The more I mentioned about my Jaali note fiasco, the more stories surfaced. It became a hot topic at numerous parties. Jokes were made, anecdotes shared, eyes rolled and sometimes heated political debates ensued as a result of it. There was a story of a friend who once withdrew cash from an ATM machine and one of the notes turned out to be Jaali, which of course he was not aware of at the time. His gardener was subsequently paid his monthly salary from that same pile of notes. The gardener later alerted my friend that one of the notes was a dreaded Jaali.  My worried friend realised that if he took the note back to the bank it would be confiscated and my friend would lose out. There was no way of proving that he had collected that note from the same bank’s ATM machine!  However my friend’s troubles were short-lived as the savvy gardener had successfully managed to palm off the Jaali note to his unsuspecting fruit seller! He wished and prayed that the poor fruit seller would likewise be able to pass off the wretched Jaali note to someone else! The Gardener too relied on the good karma philosophy. After all, both he and my friend and hopefully the fruit seller too would be releived from the misfortune of the cursed Jaali note…

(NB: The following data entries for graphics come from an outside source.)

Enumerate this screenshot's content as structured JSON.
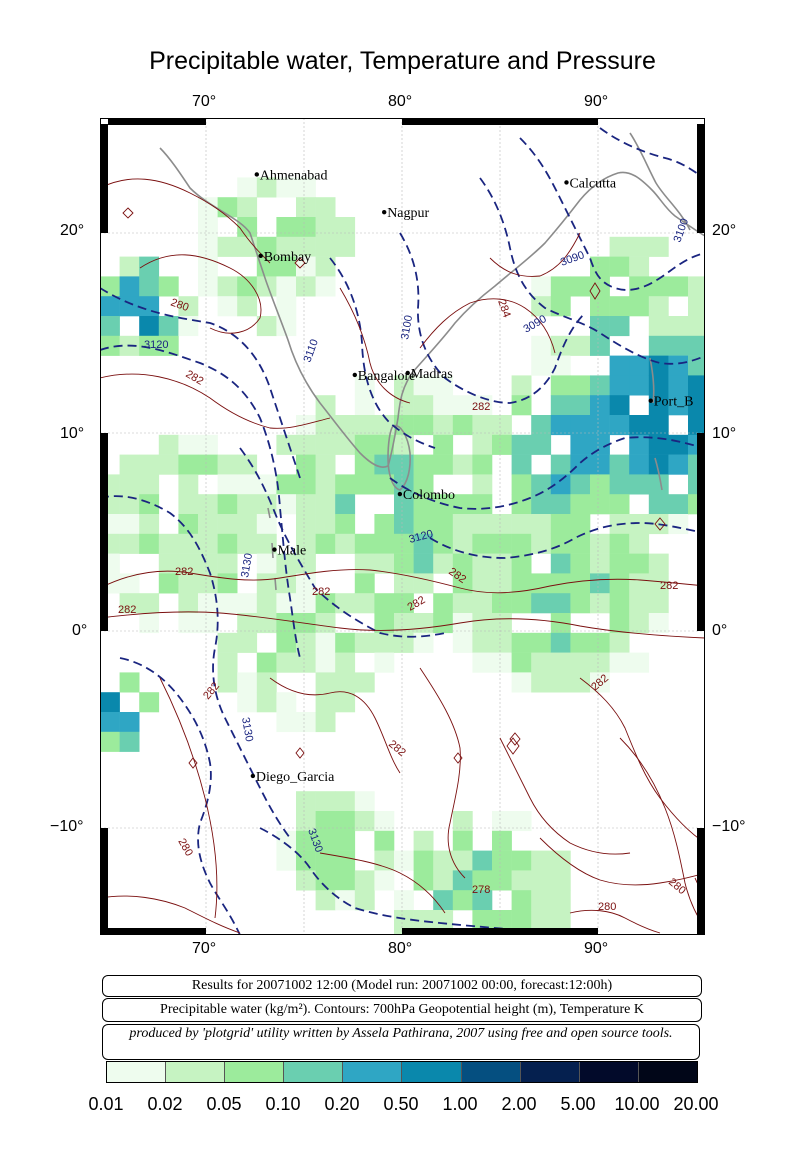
{
  "title": "Precipitable water, Temperature and Pressure",
  "axes": {
    "lon_labels": [
      "70°",
      "80°",
      "90°"
    ],
    "lat_labels": [
      "20°",
      "10°",
      "0°",
      "−10°"
    ],
    "lon_range": [
      65,
      96
    ],
    "lat_range": [
      -15,
      26
    ]
  },
  "cities": [
    {
      "name": "Ahmenabad",
      "lon": 72.6,
      "lat": 23.0
    },
    {
      "name": "Calcutta",
      "lon": 88.4,
      "lat": 22.6
    },
    {
      "name": "Nagpur",
      "lon": 79.1,
      "lat": 21.1
    },
    {
      "name": "Bombay",
      "lon": 72.8,
      "lat": 18.9
    },
    {
      "name": "Bangalore",
      "lon": 77.6,
      "lat": 12.9
    },
    {
      "name": "Madras",
      "lon": 80.3,
      "lat": 13.0
    },
    {
      "name": "Port_B",
      "lon": 92.7,
      "lat": 11.6
    },
    {
      "name": "Colombo",
      "lon": 79.9,
      "lat": 6.9
    },
    {
      "name": "Male",
      "lon": 73.5,
      "lat": 4.1
    },
    {
      "name": "Diego_Garcia",
      "lon": 72.4,
      "lat": -7.3
    }
  ],
  "contour_labels": {
    "geopotential": [
      "3120",
      "3110",
      "3100",
      "3090",
      "3130",
      "3090",
      "3100",
      "3120",
      "3130",
      "3130"
    ],
    "temperature": [
      "280",
      "282",
      "284",
      "282",
      "282",
      "282",
      "282",
      "282",
      "282",
      "282",
      "282",
      "282",
      "282",
      "280",
      "278",
      "280",
      "280"
    ]
  },
  "info": {
    "line1": "Results for 20071002 12:00 (Model run: 20071002 00:00, forecast:12:00h)",
    "line2": "Precipitable water (kg/m²).  Contours: 700hPa Geopotential height (m), Temperature K",
    "line3": "produced by 'plotgrid' utility written by Assela Pathirana, 2007 using free and open source tools."
  },
  "colorbar": {
    "labels": [
      "0.01",
      "0.02",
      "0.05",
      "0.10",
      "0.20",
      "0.50",
      "1.00",
      "2.00",
      "5.00",
      "10.00",
      "20.00"
    ],
    "colors": [
      "#eefcee",
      "#c6f3c2",
      "#9ceb9c",
      "#6acfb0",
      "#2fa6c4",
      "#0a88ac",
      "#054f80",
      "#05204f",
      "#020a2a",
      "#010618"
    ]
  }
}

At our farewell dinner party, I was recounting my bittersweet India repatriation experiences and the Jaali note topic surfaced once again. A very well-connected and influential friend gave his side of the story. Similar to Uttam’s story, this friend too discovered that he had been fleeced by 3000 Rupees when he went to deposit his cash in the bank. This time the story took a different turn. He used his clout to stop the bank from confiscating his Jaali notes. He in turn, handed the Jaali notes over to his loyal driver who was happy to have them and assured him that they would come in handy one day.


A few days later, the driver was pulled over by the traffic policeman and was unfairly issued a ‘challan‘-  a fine,  for a traffic violation that he did not commit. It was the driver’s word against the policeman’s. The corrupt policeman hinted that he could let the driver off the hook if he were appeased with some ‘chai- pani ka paisa‘ ( literally meaning money for tea or water, in other words bribe money). The quick-witted  driver handed him the  3000 rupees Jaali notes under the table, the Policeman hurriedly pocketed the cash without any careful examination, whilst the driver sped off laughing. Was this the Karma that boomerangs?